I've been slowly migrating an application to Akka since scala 2.10 came out and pushed me away from scala actors; sorry for any stupid questions as I'm always learning.
As a general picture, the application consists of multiple long-lived JVMs communicating over ActiveMQ. The standard deployment is to a single machine, but with multiple services communicating over AMQ for the ability to move specific pieces of functionality to other boxes. As the migration and component rewrites have progressed, I'm solely left with actors communicating with each other over AMQ using akka-camel. The natural next step was to explore akka-remote.

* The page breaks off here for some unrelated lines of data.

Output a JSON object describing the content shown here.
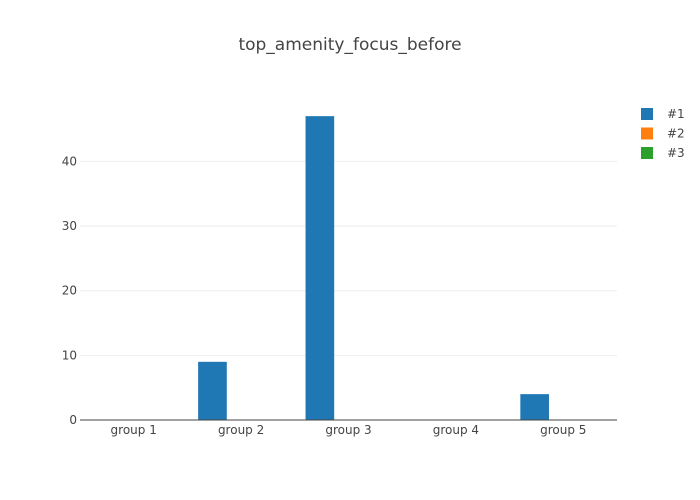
{
  "chart_data": {
    "type": "bar",
    "title": "top_amenity_focus_before",
    "categories": [
      "group 1",
      "group 2",
      "group 3",
      "group 4",
      "group 5"
    ],
    "series": [
      {
        "name": "#1",
        "color": "#1f77b4",
        "values": [
          0,
          9,
          47,
          0,
          4
        ]
      },
      {
        "name": "#2",
        "color": "#ff7f0e",
        "values": [
          0,
          0,
          0,
          0,
          0
        ]
      },
      {
        "name": "#3",
        "color": "#2ca02c",
        "values": [
          0,
          0,
          0,
          0,
          0
        ]
      }
    ],
    "yticks": [
      0,
      10,
      20,
      30,
      40
    ],
    "ylim": [
      0,
      49.5
    ],
    "xlabel": "",
    "ylabel": "",
    "grid": true,
    "legend_position": "top-right"
  }
}
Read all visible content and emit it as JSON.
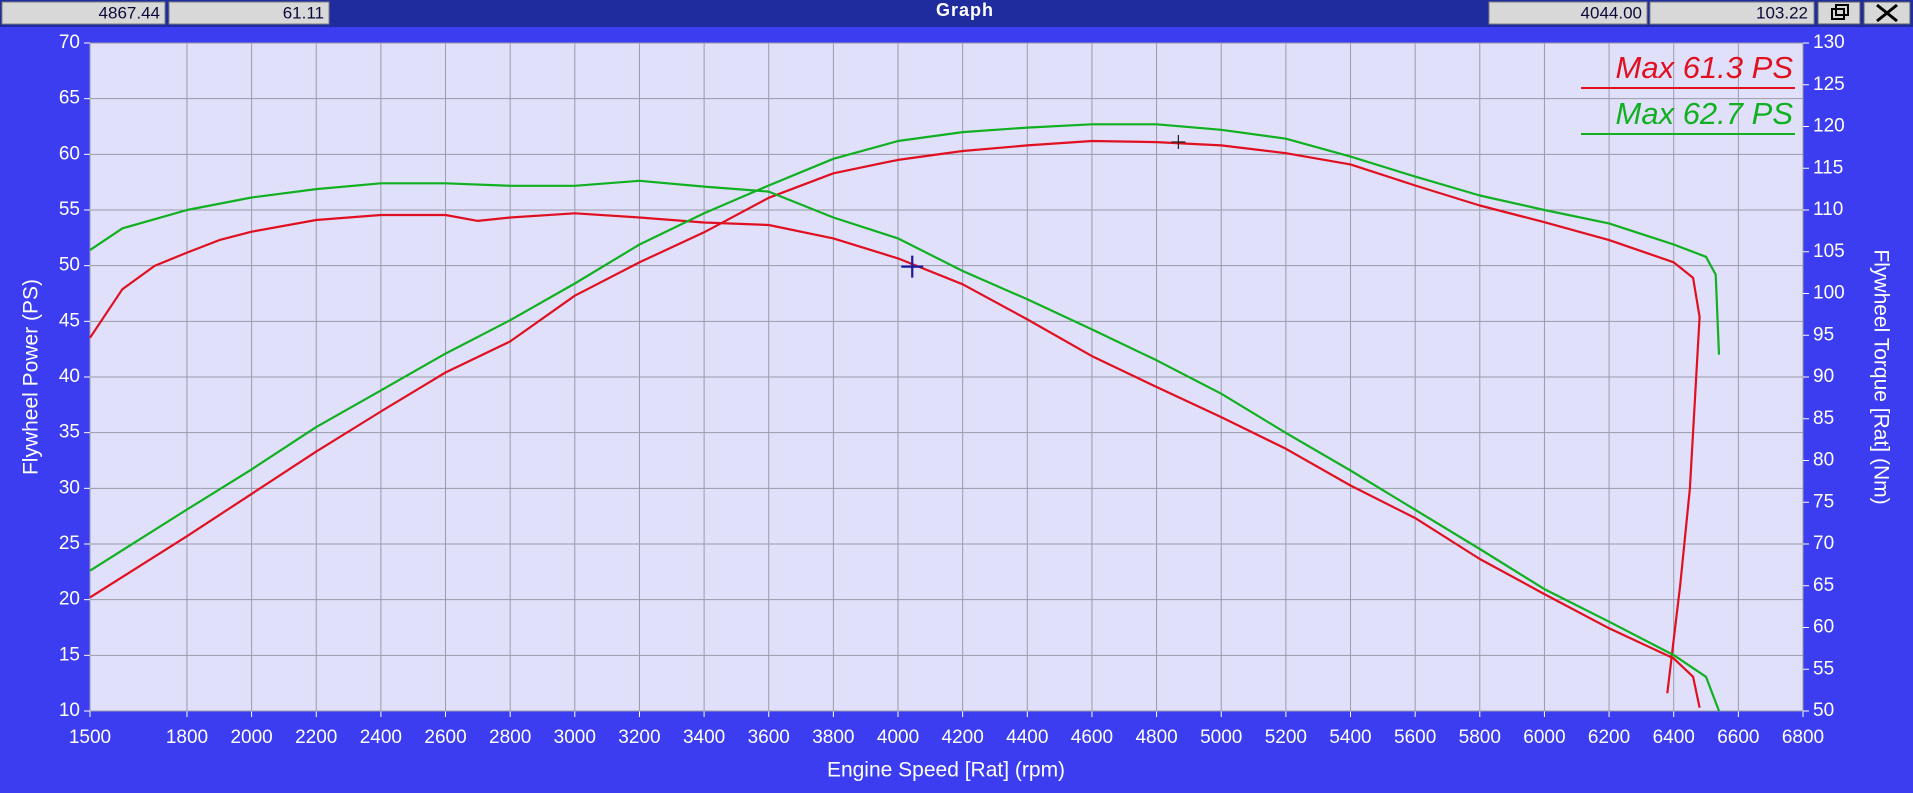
{
  "chart_data": {
    "type": "line",
    "title": "Graph",
    "xlabel": "Engine Speed [Rat] (rpm)",
    "ylabel": "Flywheel Power (PS)",
    "y2label": "Flywheel Torque [Rat] (Nm)",
    "xlim": [
      1500,
      6800
    ],
    "xticks": [
      1500,
      1800,
      2000,
      2200,
      2400,
      2600,
      2800,
      3000,
      3200,
      3400,
      3600,
      3800,
      4000,
      4200,
      4400,
      4600,
      4800,
      5000,
      5200,
      5400,
      5600,
      5800,
      6000,
      6200,
      6400,
      6600,
      6800
    ],
    "ylim": [
      10,
      70
    ],
    "yticks": [
      10,
      15,
      20,
      25,
      30,
      35,
      40,
      45,
      50,
      55,
      60,
      65,
      70
    ],
    "y2lim": [
      50,
      130
    ],
    "y2ticks": [
      50,
      55,
      60,
      65,
      70,
      75,
      80,
      85,
      90,
      95,
      100,
      105,
      110,
      115,
      120,
      125,
      130
    ],
    "grid": true,
    "readouts": [
      {
        "x": 4867.44,
        "y": 61.11,
        "axis": "y",
        "color": "#202020"
      },
      {
        "x": {
          "value": 4044,
          "label": "4044.00"
        },
        "y": 103.22,
        "axis": "y2",
        "color": "#1a1aa0"
      }
    ],
    "annotations": [
      {
        "text": "Max 61.3 PS",
        "color": "#e01020"
      },
      {
        "text": "Max 62.7 PS",
        "color": "#10b020"
      }
    ],
    "series": [
      {
        "color": "#e01020",
        "axis": "y",
        "x": [
          1500,
          1800,
          2000,
          2200,
          2400,
          2600,
          2800,
          3000,
          3200,
          3400,
          3600,
          3800,
          4000,
          4200,
          4400,
          4600,
          4800,
          5000,
          5200,
          5400,
          5600,
          5800,
          6000,
          6200,
          6400,
          6460,
          6480,
          6450,
          6420,
          6380
        ],
        "values": [
          20.2,
          25.7,
          29.5,
          33.3,
          36.9,
          40.4,
          43.2,
          47.3,
          50.3,
          53.0,
          56.1,
          58.3,
          59.5,
          60.3,
          60.8,
          61.2,
          61.1,
          60.8,
          60.1,
          59.1,
          57.2,
          55.4,
          53.9,
          52.3,
          50.3,
          48.9,
          45.4,
          30.0,
          21.3,
          11.6
        ]
      },
      {
        "color": "#e01020",
        "axis": "y2",
        "x": [
          1500,
          1600,
          1700,
          1800,
          1900,
          2000,
          2200,
          2400,
          2600,
          2700,
          2800,
          3000,
          3200,
          3400,
          3600,
          3800,
          4000,
          4200,
          4400,
          4600,
          4800,
          5000,
          5200,
          5400,
          5600,
          5800,
          6000,
          6200,
          6400,
          6460,
          6480
        ],
        "values": [
          94.7,
          100.5,
          103.3,
          104.9,
          106.4,
          107.4,
          108.8,
          109.4,
          109.4,
          108.7,
          109.1,
          109.6,
          109.1,
          108.5,
          108.2,
          106.6,
          104.2,
          101.1,
          96.9,
          92.5,
          88.8,
          85.2,
          81.4,
          77.0,
          73.1,
          68.2,
          64.0,
          59.9,
          56.3,
          54.1,
          50.4
        ]
      },
      {
        "color": "#10b020",
        "axis": "y",
        "x": [
          1500,
          1800,
          2000,
          2200,
          2400,
          2600,
          2800,
          3000,
          3200,
          3400,
          3600,
          3800,
          4000,
          4200,
          4400,
          4600,
          4800,
          5000,
          5200,
          5400,
          5600,
          5800,
          6000,
          6200,
          6400,
          6500,
          6530,
          6540
        ],
        "values": [
          22.6,
          28.1,
          31.7,
          35.5,
          38.8,
          42.1,
          45.1,
          48.4,
          51.9,
          54.7,
          57.2,
          59.6,
          61.2,
          62.0,
          62.4,
          62.7,
          62.7,
          62.2,
          61.4,
          59.8,
          58.0,
          56.3,
          55.0,
          53.8,
          51.9,
          50.8,
          49.2,
          42.0
        ]
      },
      {
        "color": "#10b020",
        "axis": "y2",
        "x": [
          1500,
          1600,
          1800,
          2000,
          2200,
          2400,
          2600,
          2800,
          3000,
          3200,
          3400,
          3600,
          3800,
          4000,
          4200,
          4400,
          4600,
          4800,
          5000,
          5200,
          5400,
          5600,
          5800,
          6000,
          6200,
          6400,
          6500,
          6540
        ],
        "values": [
          105.2,
          107.8,
          110.0,
          111.5,
          112.5,
          113.2,
          113.2,
          112.9,
          112.9,
          113.5,
          112.8,
          112.2,
          109.1,
          106.6,
          102.7,
          99.3,
          95.7,
          92.0,
          88.0,
          83.3,
          78.8,
          74.1,
          69.4,
          64.6,
          60.7,
          56.7,
          54.1,
          50.0
        ]
      }
    ]
  }
}
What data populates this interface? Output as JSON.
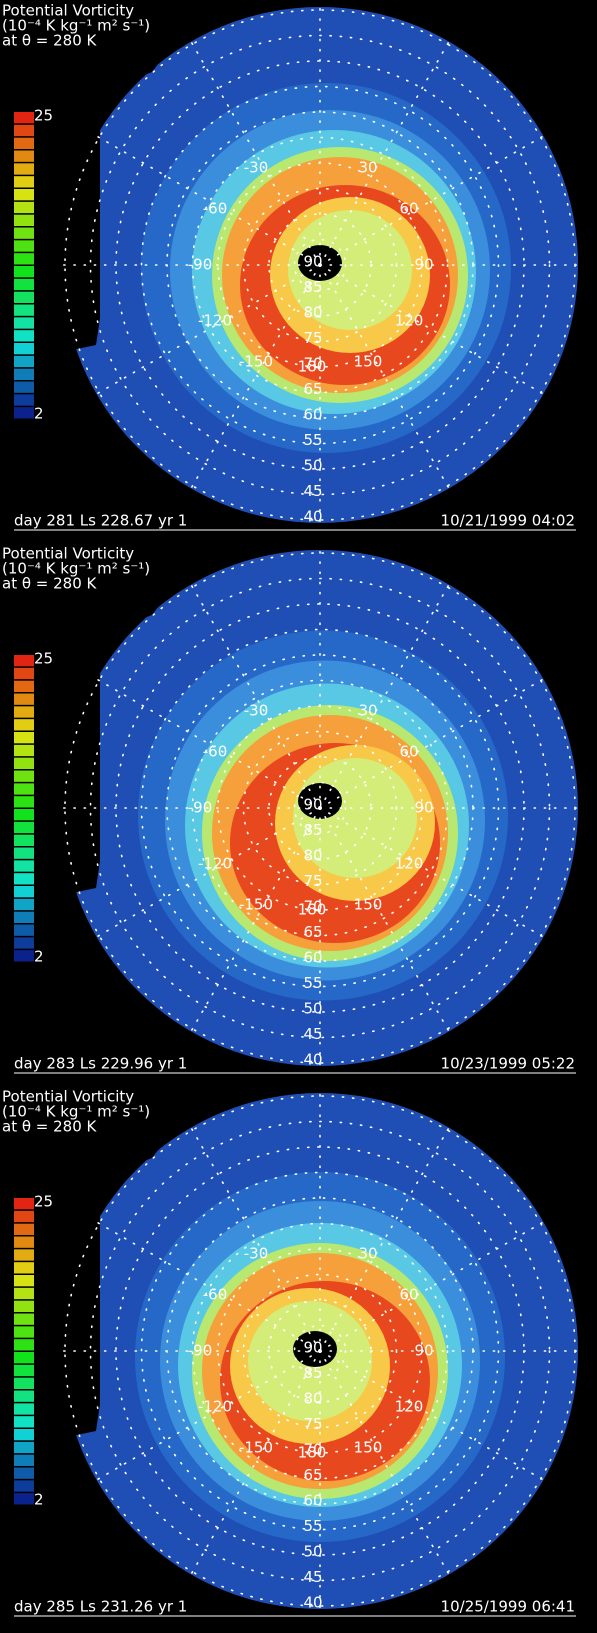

My questions started out as "is this an abuse/unintended usage of akka-remote? Is akka-remote meant to be used outside of akka-cluster? Is it useful for communicating to local JVMs? What about network hiccups for remote JVMs?"
I went ahead and implemented a decent amount of code for using akka-remote to talk to one of the services after bumping our akka version to 2.3.3, and have to say I'm pleased, especially when comparing to ActiveMQ. Local machine communication is flawless, but once I started testing with remote machines and doing "ifdown eth0; sleep 20; ifup eth0" network disruption tests, I'm left with questions about how to handle quarantines. I looked at reference.conf and heeded the admonition to NOT change the quarantine timeout from 5 days - restarting one of the actor systems is the only alternative.
So - what're the best practices concerning restarting the ActorSystem?
- I'm not clustering - these are a few long-lived "heavy" services, not just nodes spinning up to do small processing tasks
- Our general deployment is not HA, we don't usually have standbys waiting
- Restarting the JVM isn't optimal
* since the services are fairly substantial and there's a non-trivial amount of initialization including database hits to pre-fill caches, restarting the JVM is a possibility (less time than the remoting gate time), but isn't the first route I'd choose
* we (very rarely) run on non-linux platforms and so tend to try to keep stuff in the JVM instead of relying on upstart/launchd/windows services/etc
My only other thought is to run an additional ActorSystem for remoting.
- allows programmatic configuration (our runtime configuration system could change remoting settings and restart the remoting ActorSystem with the new settings)
- a quarantine situation would just require the remoting ActorSystem to be recreated, not a restart of the whole JVM
However, one of the very earliest entries in the Akka documentation states "An ActorSystem is a heavyweight structure that will allocate 1…N Threads, so create one per logical application." I know creating multiple dispatchers in the same ActorSystem is fine, and sometimes (at least historically) a dedicated dispatcher was recommended for some remoting cases; I also know starting a new ActorSystem takes some amount of time to create dispatchers, parse configs, etc; so I'm thinking that the big yellow warning in the documentation is a general guideline for getting started with Akka, not a hard and fast rule.
Sorry for the long post, can anybody give me some guidance on the situation?